In this morning’s news, three problems that technology is unexpectedly solving and one problem it unexpectedly isn’t solving.

-Airlines are getting better. If the cognitive dissonance of that statement makes you dizzy, let’s acknowledge that the overall airport-airline experience can be miserable. But last year, U.S.-based airlines achieved the lowest levels of lost luggage, canceled flights, and bumped passengers in decades, the U.S. Transportation Department says. Luggage is safer because airlines have invested in technology that tracks every piece. Flights were less likely to be canceled partly because of fewer major storms last year, but also because weather forecasting is more precise, enabling more planes to get into and out of airports even when weather is bad. You’re less likely to get bumped because airline software keeps getting better at predicting how many passengers will check in. Your chances of getting bumped last year: 1 in 16,129.

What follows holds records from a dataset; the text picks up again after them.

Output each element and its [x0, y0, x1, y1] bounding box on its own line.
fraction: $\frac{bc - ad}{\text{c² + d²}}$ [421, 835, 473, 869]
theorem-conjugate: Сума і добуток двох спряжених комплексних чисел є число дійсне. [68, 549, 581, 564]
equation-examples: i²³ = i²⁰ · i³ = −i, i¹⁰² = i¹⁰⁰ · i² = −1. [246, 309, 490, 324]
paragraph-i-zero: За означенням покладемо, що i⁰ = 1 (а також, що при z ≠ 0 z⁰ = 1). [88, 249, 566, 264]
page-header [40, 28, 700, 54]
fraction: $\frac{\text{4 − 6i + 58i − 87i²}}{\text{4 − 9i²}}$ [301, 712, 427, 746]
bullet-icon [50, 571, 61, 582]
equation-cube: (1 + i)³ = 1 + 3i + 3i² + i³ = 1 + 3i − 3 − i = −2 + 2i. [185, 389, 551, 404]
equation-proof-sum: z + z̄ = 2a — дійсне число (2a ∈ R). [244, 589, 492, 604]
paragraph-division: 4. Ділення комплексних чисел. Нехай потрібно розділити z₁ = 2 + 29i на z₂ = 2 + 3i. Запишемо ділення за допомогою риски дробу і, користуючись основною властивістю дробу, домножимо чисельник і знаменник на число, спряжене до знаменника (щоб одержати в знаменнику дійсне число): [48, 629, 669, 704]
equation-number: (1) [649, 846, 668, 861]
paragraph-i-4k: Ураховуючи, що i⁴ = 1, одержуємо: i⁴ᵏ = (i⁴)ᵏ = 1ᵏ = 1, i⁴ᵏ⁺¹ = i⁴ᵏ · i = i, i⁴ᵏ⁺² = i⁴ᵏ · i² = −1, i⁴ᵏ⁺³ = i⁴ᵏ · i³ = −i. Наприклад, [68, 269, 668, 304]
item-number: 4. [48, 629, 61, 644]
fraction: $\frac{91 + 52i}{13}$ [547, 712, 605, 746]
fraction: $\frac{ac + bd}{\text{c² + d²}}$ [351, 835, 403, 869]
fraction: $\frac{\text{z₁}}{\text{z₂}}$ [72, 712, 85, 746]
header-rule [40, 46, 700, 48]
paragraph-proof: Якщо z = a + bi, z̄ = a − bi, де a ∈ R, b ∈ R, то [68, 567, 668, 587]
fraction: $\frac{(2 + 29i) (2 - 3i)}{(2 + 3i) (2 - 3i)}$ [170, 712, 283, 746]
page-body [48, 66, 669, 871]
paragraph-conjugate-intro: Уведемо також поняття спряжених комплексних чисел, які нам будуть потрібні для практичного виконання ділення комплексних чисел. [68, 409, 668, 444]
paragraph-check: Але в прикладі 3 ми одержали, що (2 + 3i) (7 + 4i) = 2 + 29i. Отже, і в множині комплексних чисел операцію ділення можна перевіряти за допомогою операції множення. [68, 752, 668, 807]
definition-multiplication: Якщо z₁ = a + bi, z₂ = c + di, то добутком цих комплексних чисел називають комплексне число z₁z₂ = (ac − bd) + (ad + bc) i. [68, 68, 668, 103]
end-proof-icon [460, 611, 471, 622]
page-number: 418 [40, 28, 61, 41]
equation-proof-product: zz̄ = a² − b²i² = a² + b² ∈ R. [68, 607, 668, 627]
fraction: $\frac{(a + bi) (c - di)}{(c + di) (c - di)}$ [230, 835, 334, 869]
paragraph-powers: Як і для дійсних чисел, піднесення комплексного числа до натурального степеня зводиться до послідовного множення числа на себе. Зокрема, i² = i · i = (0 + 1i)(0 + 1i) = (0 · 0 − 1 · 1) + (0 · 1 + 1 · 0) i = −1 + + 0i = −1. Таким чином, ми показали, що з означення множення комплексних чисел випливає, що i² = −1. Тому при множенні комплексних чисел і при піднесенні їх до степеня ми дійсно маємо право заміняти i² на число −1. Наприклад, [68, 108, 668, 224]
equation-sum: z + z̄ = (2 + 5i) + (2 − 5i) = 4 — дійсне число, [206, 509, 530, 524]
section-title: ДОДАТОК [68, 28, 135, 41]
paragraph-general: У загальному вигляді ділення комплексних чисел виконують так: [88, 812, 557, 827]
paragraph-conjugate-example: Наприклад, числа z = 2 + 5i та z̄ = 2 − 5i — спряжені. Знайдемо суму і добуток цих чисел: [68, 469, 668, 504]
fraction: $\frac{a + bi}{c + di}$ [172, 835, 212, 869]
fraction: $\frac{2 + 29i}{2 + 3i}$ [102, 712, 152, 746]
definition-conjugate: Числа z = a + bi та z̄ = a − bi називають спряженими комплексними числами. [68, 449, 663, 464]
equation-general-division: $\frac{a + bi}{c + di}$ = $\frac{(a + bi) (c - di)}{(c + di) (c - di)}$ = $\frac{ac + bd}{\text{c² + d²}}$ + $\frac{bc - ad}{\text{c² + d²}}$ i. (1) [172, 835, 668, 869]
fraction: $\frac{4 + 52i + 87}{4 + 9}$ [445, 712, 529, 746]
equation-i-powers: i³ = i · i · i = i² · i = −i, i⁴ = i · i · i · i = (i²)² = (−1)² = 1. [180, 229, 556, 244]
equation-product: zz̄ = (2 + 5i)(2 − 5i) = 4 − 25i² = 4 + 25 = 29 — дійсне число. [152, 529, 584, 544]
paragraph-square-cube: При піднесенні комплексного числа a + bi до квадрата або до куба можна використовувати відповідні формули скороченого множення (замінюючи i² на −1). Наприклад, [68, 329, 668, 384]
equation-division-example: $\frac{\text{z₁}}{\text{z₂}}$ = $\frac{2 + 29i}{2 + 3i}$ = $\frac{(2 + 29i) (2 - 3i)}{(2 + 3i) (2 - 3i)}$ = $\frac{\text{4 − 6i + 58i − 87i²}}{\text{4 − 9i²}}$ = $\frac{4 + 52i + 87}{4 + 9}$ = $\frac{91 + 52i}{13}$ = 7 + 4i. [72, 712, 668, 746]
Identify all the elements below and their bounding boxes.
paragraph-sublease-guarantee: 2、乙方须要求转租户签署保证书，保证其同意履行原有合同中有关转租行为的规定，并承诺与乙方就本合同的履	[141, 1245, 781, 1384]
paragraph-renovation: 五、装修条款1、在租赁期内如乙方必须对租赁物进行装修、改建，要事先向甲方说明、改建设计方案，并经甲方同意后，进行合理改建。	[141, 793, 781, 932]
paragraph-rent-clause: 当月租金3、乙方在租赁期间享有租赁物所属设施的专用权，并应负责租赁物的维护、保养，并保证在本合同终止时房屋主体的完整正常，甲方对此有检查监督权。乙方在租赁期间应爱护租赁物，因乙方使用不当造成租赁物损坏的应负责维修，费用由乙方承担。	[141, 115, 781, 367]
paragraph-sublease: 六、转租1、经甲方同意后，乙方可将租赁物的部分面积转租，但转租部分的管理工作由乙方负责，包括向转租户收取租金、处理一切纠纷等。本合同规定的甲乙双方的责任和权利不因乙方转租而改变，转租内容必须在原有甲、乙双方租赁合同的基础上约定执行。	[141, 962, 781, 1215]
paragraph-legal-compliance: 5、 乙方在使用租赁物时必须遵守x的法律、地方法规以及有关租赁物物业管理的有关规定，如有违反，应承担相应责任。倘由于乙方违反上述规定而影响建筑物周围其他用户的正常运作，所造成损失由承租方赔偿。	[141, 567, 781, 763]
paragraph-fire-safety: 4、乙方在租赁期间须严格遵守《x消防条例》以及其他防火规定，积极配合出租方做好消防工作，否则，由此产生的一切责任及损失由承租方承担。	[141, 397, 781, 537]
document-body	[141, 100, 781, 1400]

-Voice, video, and conference calls are getting better. This is surprising because so-called “unified communication” for business is an arena of ferocious competition among highly innovative giants – Google, Microsoft, and Cisco. Yet for users, considerable pain remains. Now Amazon is removing some of it with cloud-based software called Chime. I was particularly envious of a feature that lets a conference call administrator figure out whose radio is blaring in the background and mute that person’s mic. Why didn’t one of those other big companies figure that out?

-Heart disease is getting worse. We’re in an age of medical miracles – researchers have just demonstrated tech that gives amputees “intuitive control” of artificial limbs – yet a new report from the American Heart Association is depressing and alarming. Cardio-vascular disease is increasing much faster than previously forecast. By 2035, the AHA now says, 45% of U.S. adults will suffer from it. AHA president Steven Houser says heart disease “is on a course that could bankrupt our nation’s economy and health care system.” Why hasn’t medical technology stopped it? Because it’s a so-called lifestyle disease; we mostly cause it by the way we choose to live, and even tech isn’t keeping up with our self-destructive habits. But if heart disease is getting worse, at least…

-Care for old people at home is getting better. Intuition Robotics announced yesterday it had raised $6 million to help it develop its ElliQ “autonomous active aging companion.” This is one of several robotic devices, including an impressive one from IBM, being designed for the mushrooming market of old people living alone at home. The surprise is that while these devices are still far from lifelike, they’re already close enough to be genuinely accepted and comforting to their intended users.

Three good surprises, one bad one. The only lesson is that technology will continue to surprise us, for better and worse. Mostly better.